Louisiana already has some of the highest property insurance rates in the nation. But they could creep higher still—an estimated $1.11 billion higher over the next decade—should congressional tax-reform efforts limit insurance companies’ ability to use reinsurance, which is how the insurance industry pools the risk of very large disasters around the globe.

That estimate comes from a new report jointly published by the Pelican Institute and the R Street Institute on the impact of a border-adjustment tax, or BAT, which House Republicans have proposed as part of their “Better Way” tax-reform plan. Under a border-adjustment tax, corporations pay tax on domestic sales, but not international sales, and are allowed to write off the cost of goods and services bought from other U.S. companies, but not those purchased from abroad.

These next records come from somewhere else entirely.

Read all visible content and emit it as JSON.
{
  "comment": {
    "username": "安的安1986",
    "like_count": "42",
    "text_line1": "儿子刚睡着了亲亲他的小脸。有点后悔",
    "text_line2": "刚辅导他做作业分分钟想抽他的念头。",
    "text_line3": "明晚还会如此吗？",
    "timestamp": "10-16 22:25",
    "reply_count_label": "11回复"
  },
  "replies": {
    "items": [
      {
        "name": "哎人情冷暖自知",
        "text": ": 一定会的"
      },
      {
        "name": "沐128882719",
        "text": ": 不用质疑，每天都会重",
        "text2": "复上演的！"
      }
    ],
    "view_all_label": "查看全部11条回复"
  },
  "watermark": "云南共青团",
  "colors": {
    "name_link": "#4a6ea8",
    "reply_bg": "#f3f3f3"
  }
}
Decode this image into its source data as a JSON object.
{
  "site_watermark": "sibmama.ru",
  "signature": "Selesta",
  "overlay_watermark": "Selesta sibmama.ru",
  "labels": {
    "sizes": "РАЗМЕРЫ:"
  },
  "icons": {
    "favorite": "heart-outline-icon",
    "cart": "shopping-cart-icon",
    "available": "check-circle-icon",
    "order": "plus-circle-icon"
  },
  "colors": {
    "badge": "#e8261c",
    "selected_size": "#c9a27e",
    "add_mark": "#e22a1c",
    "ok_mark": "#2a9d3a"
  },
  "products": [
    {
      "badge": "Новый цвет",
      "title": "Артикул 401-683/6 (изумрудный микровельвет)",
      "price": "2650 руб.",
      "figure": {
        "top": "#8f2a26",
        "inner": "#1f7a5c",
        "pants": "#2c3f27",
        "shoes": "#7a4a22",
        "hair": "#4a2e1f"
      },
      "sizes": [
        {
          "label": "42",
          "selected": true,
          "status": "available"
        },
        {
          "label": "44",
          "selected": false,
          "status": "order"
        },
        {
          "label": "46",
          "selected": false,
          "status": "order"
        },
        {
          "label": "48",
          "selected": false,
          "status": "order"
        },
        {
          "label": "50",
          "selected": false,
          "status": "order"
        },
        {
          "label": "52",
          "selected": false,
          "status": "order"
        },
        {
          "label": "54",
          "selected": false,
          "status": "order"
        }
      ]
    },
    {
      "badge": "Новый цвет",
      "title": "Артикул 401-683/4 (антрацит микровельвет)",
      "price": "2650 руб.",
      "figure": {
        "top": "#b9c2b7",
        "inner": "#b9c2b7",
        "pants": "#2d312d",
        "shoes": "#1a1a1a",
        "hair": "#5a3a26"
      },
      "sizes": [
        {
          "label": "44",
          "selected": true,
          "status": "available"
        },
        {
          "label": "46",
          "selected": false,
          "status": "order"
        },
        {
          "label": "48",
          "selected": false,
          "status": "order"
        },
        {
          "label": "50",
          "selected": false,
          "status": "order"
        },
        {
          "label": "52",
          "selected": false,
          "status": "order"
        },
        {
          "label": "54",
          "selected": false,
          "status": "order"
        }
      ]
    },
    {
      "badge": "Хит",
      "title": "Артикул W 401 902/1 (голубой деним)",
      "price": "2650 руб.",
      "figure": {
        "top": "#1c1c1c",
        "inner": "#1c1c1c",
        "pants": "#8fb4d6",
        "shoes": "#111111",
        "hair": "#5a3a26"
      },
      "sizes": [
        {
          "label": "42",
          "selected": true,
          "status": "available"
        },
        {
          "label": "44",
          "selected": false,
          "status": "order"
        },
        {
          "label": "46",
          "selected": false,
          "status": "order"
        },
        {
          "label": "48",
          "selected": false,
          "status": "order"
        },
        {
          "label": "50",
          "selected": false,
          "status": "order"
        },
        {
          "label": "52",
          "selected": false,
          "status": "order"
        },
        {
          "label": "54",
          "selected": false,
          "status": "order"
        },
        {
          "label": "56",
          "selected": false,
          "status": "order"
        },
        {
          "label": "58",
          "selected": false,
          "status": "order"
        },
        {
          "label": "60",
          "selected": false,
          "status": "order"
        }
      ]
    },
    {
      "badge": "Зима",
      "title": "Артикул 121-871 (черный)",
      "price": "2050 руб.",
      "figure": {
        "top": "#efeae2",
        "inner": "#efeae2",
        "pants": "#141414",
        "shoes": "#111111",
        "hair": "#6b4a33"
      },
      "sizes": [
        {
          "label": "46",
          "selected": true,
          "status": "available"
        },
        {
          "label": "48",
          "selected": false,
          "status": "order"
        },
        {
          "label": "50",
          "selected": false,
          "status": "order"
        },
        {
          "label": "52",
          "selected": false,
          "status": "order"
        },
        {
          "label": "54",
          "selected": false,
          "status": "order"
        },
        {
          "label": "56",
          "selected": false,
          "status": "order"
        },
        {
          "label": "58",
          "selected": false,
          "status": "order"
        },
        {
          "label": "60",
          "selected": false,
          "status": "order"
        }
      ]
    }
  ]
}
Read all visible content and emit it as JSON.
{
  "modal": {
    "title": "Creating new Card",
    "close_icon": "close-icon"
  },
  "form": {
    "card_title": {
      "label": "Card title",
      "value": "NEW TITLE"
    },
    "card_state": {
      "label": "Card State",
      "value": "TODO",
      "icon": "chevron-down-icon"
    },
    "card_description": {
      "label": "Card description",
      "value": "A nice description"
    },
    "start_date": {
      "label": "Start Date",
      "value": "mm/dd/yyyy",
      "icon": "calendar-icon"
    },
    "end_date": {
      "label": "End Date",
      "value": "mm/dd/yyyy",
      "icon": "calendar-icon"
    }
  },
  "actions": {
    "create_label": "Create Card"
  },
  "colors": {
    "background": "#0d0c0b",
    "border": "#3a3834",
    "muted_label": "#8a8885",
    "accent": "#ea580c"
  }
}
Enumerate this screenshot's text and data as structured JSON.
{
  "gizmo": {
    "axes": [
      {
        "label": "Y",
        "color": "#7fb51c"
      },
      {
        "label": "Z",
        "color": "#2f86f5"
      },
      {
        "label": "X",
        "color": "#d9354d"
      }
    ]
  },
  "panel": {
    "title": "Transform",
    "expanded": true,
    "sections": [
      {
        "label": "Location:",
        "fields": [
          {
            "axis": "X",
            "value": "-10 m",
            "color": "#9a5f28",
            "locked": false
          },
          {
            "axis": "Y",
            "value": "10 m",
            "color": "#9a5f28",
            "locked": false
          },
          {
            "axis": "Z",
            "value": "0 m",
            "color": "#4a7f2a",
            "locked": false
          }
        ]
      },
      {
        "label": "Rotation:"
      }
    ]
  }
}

Reinsurance—or insurance for insurance companies—is by its nature an international business.

The global reinsurance market looks for uncorrelated risks from all over the world, bundling together the risk of earthquakes in New Zealand, flood in the United Kingdom, tsunamis in Japan and hurricanes in Louisiana, with the knowledge that all of those huge disasters are unlikely to occur all at once.

Should Congress adopt the border-adjustment tax—or similar proposals like a reciprocal tax, territorial tax, a discriminatory tax on insurance affiliates or a minimum tax—it would affect insurers’ ability to use reinsurance to spread risk globally. This would disproportionately harm consumers in states like Louisiana, where the threat of a major disaster always looms. In 2016, Louisiana accounted for $1.23 billion in insured catastrophe losses, the third highest total of any state in the nation.

Indeed, Louisiana’s insurance market is still recovering from the effects of Hurricane Katrina, which at $49 billion in insured losses was the costliest catastrophe in U.S. history. In the wake of 2005’s Katrina and Rita, many home insurance companies left or scaled back their exposure in the state. Within a few years, the taxpayer-backed Louisiana Citizens Property Insurance Corp. was writing coverage for more than one out of every 10 homes in the state. It took nearly a decade—and diligent work by state lawmakers and regulators—for competition to return and Citizens to shrink to a more manageable size. But the impact of a BAT could reverse that progress in a hurry.

It’s not just home insurance that would feel the effects of punitive taxes on international reinsurance. Louisiana relies heavily on foreign insurance and reinsurance for the oil and gas industry, including $6.9 billion of commercial property insurance coverage provided by the industry’s Bermuda-based “captive” insurance company. Of the 40 insurance companies to report losses from 2010’s Deepwater Horizon disaster, 16 are based in Bermuda, 13 are European, nine are American, one is Australian and one is Japanese. Losing the capital these global insurers and reinsurers bring to Louisiana could cripple the state’s most important industry.

With the United States having among the highest corporate income tax rates in the developed world, there is no question that tax reform is necessary. But lawmakers in Congress should bear in mind that, if they want to impose a system like a border-adjustment tax, they should exempt insurance and other financial services. That’s what done in nearly all of the 160 countries that use the value-adjusted tax, or VAT, which like the BAT taxes imports, but not exports. That’s because they recognize such a tax would have the effect of destroying capital and hurting economic growth.

Apply a BAT to reinsurance also would concentrate catastrophe risk within the United States, which would also increase prices. Tax reform is welcome and necessary, but it shouldn’t come at the expense of a state that already pays more than its fair share for insurance.